Хватит шнорничать и Добрый день

We use cookies. Read the Privacy and Cookie Policy

Хватит шнорничать и Добрый день

Фразу «хватит шнорничать» в свое время произнес многократно упомянутый в настоящей книге Членов. Будучи уже президентом Ваада. Точнее – сопрезидентом. И означала она: прекратите просить. Нищенствовать. И, как выражается современное российское начальство, шакалить у порога. Не надо приплясывать в ожидании не то подачки, не то взятия живьем на небо. Позоря нацию и страну. Чем без большого стеснения и занималась наименее закомплексованная часть еврейской общины. Чемпионом по этой части был человек с символическим именем Йом-Тов Шам-лов. Каковое имя означало «Добрый день».

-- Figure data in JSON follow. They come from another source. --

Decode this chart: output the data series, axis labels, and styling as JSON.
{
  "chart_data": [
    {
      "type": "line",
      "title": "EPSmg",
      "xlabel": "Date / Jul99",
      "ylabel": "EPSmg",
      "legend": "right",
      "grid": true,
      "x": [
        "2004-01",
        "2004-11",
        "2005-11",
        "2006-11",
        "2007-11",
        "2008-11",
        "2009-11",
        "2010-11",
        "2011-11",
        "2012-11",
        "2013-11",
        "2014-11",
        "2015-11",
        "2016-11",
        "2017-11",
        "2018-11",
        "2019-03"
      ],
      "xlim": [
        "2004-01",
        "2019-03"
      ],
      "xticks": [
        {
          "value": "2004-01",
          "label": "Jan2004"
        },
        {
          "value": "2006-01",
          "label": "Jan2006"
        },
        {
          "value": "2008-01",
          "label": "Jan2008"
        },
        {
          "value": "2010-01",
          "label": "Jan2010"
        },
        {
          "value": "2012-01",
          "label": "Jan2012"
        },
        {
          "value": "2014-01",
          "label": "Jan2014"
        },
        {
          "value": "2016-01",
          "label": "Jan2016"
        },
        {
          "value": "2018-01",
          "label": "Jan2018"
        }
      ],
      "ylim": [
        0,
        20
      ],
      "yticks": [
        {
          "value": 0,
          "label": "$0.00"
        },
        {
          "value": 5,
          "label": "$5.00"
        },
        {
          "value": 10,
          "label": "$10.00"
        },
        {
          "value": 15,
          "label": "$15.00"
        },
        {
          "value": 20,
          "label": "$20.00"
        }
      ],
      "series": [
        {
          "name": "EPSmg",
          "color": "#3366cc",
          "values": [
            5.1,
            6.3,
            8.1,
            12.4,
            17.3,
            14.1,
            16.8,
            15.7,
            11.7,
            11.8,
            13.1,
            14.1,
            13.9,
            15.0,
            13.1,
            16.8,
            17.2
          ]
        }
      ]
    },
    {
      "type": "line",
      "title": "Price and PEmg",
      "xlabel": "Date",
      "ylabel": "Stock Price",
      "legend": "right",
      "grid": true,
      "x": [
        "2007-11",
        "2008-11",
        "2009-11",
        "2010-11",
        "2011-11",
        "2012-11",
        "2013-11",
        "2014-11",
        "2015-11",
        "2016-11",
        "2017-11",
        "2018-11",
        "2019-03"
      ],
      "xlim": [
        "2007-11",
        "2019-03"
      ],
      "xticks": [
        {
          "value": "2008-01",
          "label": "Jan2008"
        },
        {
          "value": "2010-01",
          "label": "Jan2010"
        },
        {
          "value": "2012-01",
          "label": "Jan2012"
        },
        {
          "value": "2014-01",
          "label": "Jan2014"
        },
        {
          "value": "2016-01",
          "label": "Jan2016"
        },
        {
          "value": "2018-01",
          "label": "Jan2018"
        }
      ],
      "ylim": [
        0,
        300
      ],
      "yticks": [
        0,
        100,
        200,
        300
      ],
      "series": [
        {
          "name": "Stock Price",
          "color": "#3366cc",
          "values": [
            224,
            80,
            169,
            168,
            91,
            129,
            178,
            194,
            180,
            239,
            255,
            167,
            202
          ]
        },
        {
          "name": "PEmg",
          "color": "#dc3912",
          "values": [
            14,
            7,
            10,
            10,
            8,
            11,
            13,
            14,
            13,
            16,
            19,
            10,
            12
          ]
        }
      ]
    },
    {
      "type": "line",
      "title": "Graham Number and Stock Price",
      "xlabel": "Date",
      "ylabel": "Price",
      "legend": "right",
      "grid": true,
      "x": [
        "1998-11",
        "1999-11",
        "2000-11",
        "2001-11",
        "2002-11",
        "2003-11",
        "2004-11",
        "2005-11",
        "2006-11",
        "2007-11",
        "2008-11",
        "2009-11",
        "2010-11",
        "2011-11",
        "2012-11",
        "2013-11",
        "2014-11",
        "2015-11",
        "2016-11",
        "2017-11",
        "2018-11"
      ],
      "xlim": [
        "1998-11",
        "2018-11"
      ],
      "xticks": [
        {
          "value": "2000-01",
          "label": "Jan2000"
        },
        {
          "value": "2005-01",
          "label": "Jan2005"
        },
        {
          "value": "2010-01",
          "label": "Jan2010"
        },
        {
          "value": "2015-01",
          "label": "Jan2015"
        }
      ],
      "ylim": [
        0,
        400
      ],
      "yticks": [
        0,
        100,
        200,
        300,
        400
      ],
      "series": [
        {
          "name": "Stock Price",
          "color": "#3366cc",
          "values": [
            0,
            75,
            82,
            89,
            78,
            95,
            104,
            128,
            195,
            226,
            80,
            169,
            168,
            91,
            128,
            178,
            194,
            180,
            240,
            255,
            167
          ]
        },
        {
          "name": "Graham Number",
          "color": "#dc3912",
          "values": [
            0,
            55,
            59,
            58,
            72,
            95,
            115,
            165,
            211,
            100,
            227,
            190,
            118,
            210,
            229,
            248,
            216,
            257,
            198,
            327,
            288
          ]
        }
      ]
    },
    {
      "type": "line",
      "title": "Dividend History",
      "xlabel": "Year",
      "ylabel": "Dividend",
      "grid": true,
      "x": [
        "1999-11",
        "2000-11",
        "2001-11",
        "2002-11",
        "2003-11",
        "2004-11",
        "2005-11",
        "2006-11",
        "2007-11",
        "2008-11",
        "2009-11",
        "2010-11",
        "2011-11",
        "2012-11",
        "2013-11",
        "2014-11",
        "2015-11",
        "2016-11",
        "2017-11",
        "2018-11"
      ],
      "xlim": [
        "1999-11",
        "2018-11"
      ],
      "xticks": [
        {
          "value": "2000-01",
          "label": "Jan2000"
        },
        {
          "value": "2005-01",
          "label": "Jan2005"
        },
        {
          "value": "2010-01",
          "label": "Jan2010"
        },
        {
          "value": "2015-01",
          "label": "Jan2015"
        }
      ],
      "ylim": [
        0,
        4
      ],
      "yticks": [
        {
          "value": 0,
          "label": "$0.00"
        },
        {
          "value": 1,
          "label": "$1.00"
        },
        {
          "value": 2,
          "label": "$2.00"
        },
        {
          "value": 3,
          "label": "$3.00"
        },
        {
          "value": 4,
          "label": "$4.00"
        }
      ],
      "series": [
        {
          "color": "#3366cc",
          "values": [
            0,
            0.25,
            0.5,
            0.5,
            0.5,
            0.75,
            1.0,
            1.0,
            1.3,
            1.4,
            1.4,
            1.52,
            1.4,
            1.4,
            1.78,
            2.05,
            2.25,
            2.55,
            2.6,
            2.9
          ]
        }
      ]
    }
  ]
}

Ну, встречаются у евреев и не такие имена. Особенно в традиционных семьях. Был он субтильный и внешне безобидный еврей. И ненавидели его все без исключения раввины московской Хоральной синагоги. Искренне. Дружно. Светлой, чистой ненавистью. Вне зависимости от их отношений между собой, далеких от идеала смиренного служения Г-ду и пастве.

Причем без малейших шансов на то, чтобы от него избавиться. Не насовсем, но хотя бы сколь-нибудь надолго. Поскольку больше, чем он, их никто не доставал. Советская власть, антисемиты и КГБ им могли создать проблемы. Но что это были за проблемы?! Во всяком случае, по сравнению с теми, которые каждый Б-жий день создавал Йом-Тов.

Хоральная синагога была его полем охоты. Его Шервудским лесом. Там он, как благородный разбойник Робин Гуд, охотился на спонсоров. И отдавал их деньги бедным. Точнее, наиболее достойному из них. Которым был он сам. Причина сбора могла быть какой угодно. И могла не существовать вообще.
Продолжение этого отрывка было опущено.